LF : Ce sont les arbres qui vous ont amené à la photographie ou l’inverse ?
J’ai une formation dans la photo,
mais je suis avant tout un passionné
de Nature depuis l’enfance.
Au départ, je voulais faire de la
photo animalière. La rencontre
avec l’association Mathusalem
Dordogne, qui a recensé en 1989
les arbres de la Liberté plantés à la
Révolution, m’a sensibilisé aux
vieux arbres. J’ai alors
commencé un périple en
France, puis en Europe,
et enfin sur tous les
continents pour collecter
des clichés des plus
beaux d’entre eux. Parfois,
la Nature me fait le
cadeau d’inviter des animaux
sauvages près des
arbres que je photographie,
comme ces biches apparues au
pied du « Jomon Sugi », le plus
ancien Cryptomeria du Japon.

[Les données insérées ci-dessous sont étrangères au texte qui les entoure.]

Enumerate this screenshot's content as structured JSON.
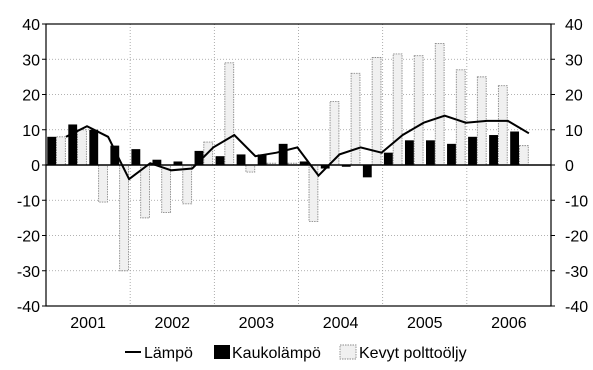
{
  "chart_data": {
    "type": "bar",
    "ylim": [
      -40,
      40
    ],
    "y_ticks": [
      "40",
      "30",
      "20",
      "10",
      "0",
      "-10",
      "-20",
      "-30",
      "-40"
    ],
    "y_ticks_right": [
      "40",
      "30",
      "20",
      "10",
      "0",
      "-10",
      "-20",
      "-30",
      "-40"
    ],
    "x_ticks": [
      "2001",
      "2002",
      "2003",
      "2004",
      "2005",
      "2006"
    ],
    "grid": true,
    "legend_position": "bottom",
    "quarters": [
      "2001Q1",
      "2001Q2",
      "2001Q3",
      "2001Q4",
      "2002Q1",
      "2002Q2",
      "2002Q3",
      "2002Q4",
      "2003Q1",
      "2003Q2",
      "2003Q3",
      "2003Q4",
      "2004Q1",
      "2004Q2",
      "2004Q3",
      "2004Q4",
      "2005Q1",
      "2005Q2",
      "2005Q3",
      "2005Q4",
      "2006Q1",
      "2006Q2",
      "2006Q3",
      "2006Q4"
    ],
    "series": [
      {
        "name": "Kevyt polttoöljy",
        "kind": "bar",
        "color": "#ffffff",
        "values": [
          8,
          10,
          -10.5,
          -30,
          -15,
          -13.5,
          -11,
          6.5,
          29,
          -2,
          0.5,
          0.5,
          -16,
          18,
          26,
          30.5,
          31.5,
          31,
          34.5,
          27,
          25,
          22.5,
          5.5,
          0
        ]
      },
      {
        "name": "Kaukolämpö",
        "kind": "bar",
        "color": "#000000",
        "values": [
          8,
          11.5,
          10,
          5.5,
          4.5,
          1.5,
          1,
          4,
          2.5,
          3,
          3,
          6,
          1,
          -1,
          -0.5,
          -3.5,
          3.5,
          7,
          7,
          6,
          8,
          8.5,
          9.5,
          0
        ]
      },
      {
        "name": "Lämpö",
        "kind": "line",
        "color": "#000000",
        "values": [
          8,
          11,
          8,
          -4,
          0.5,
          -1.5,
          -1,
          5,
          8.5,
          2.5,
          3.5,
          5,
          -3,
          3,
          5,
          3.5,
          8.5,
          12,
          14,
          12,
          12.5,
          12.5,
          9
        ]
      }
    ]
  }
}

Un
clin d’œil à mon projet initial !
LF : La rencontre avec les arbres est aussi une rencontre avec des peuples et des pays ?

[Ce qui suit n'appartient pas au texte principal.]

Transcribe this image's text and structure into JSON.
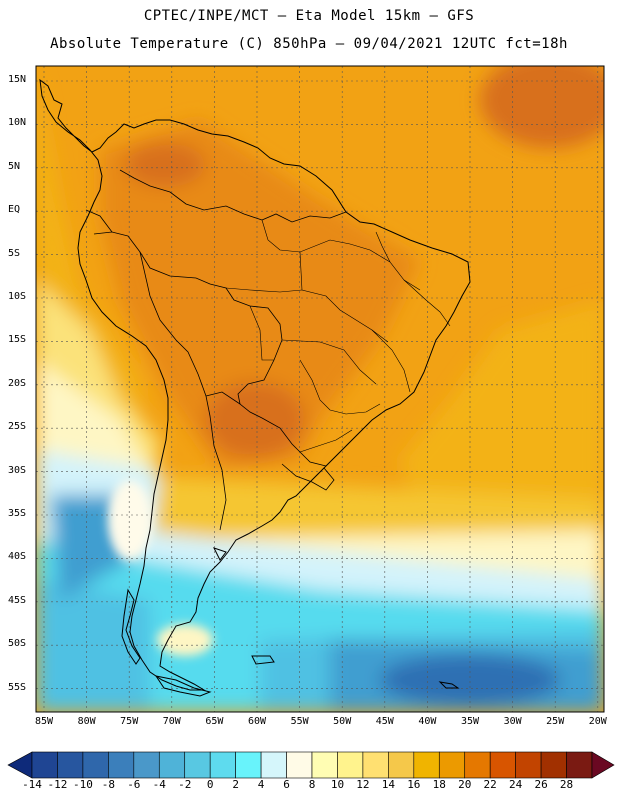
{
  "header": {
    "title_line1": "CPTEC/INPE/MCT –  Eta Model 15km – GFS",
    "title_line2": "Absolute Temperature (C) 850hPa – 09/04/2021 12UTC fct=18h"
  },
  "map": {
    "lat_labels": [
      "15N",
      "10N",
      "5N",
      "EQ",
      "5S",
      "10S",
      "15S",
      "20S",
      "25S",
      "30S",
      "35S",
      "40S",
      "45S",
      "50S",
      "55S"
    ],
    "lon_labels": [
      "85W",
      "80W",
      "75W",
      "70W",
      "65W",
      "60W",
      "55W",
      "50W",
      "45W",
      "40W",
      "35W",
      "30W",
      "25W",
      "20W"
    ]
  },
  "colorbar": {
    "labels": [
      "-14",
      "-12",
      "-10",
      "-8",
      "-6",
      "-4",
      "-2",
      "0",
      "2",
      "4",
      "6",
      "8",
      "10",
      "12",
      "14",
      "16",
      "18",
      "20",
      "22",
      "24",
      "26",
      "28"
    ],
    "colors": [
      "#1f4593",
      "#27569f",
      "#2f67ab",
      "#3b7fbb",
      "#4a98c9",
      "#4fb3d8",
      "#58c8e2",
      "#5edbee",
      "#68f3fb",
      "#d5f6fb",
      "#fffbe7",
      "#fffdb3",
      "#fff38d",
      "#ffe071",
      "#f5c84a",
      "#f0b400",
      "#ec9a00",
      "#e57800",
      "#d85500",
      "#c24400",
      "#a13000",
      "#7a1a12"
    ],
    "end_low": "#0e2a7a",
    "end_high": "#6a0822"
  },
  "legend_tints": {
    "hot": "#d8701f",
    "warm": "#e88a18",
    "orange": "#f2a214",
    "amber": "#f3b213",
    "yellow": "#f5c633",
    "paleyellow": "#fbe27a",
    "cream": "#fef6c4",
    "white": "#fffbea",
    "paleblue": "#d3f3fb",
    "cyan": "#57dbee",
    "lightblue": "#4fc1e3",
    "midblue": "#3f9ed0",
    "darkblue": "#2f6fb3"
  }
}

J’ai vécu mon tour du monde
comme un véritable voyage initiatique.
J’ai été ému par des arbres
exceptionnels — châtaigner de
50 m de circonférence, olivier de
2 000 ans, séquoia de 97m de hauteur,
ficus dont la frondaison
dépasse les 100 m de diamètre… J’ai
aussi été touché par les hommes qui
savent vivre en harmonie
avec eux et les protègent
— minorités de Chine
ou d’Afrique, aussi bien
que botanistes et activiste
écologistes d’Europe et
d’Amérique. Mais au-delà
de ces découvertes, c’est
surtout un sentiment de
révolte qui m’a animé face
à la forêt pluviale de Tasmanie ravagée
par les torches de napalm des
entreprises forestières ou les arbres
millénaires de Colombie Britannique
transformée en pâte à papier.
LF : Alors vous êtes un militant écologiste ?
Je n’aime pas ce terme. Je me mobilise pour des causes qui dépassent la politique. En ce moment, je m’engage pour obtenir le classement des plus vieux arbres de la planète au patrimoine mondial de l’UNESCO. Je fais circuler une pétition sur mon site internet. Mon expo et mon projet de sentier botanique virtuel, présentant les plus grands arbres du monde en grandeur nature sont aussi un moyen de faire connaître, donc de protéger, ces trésors collectifs.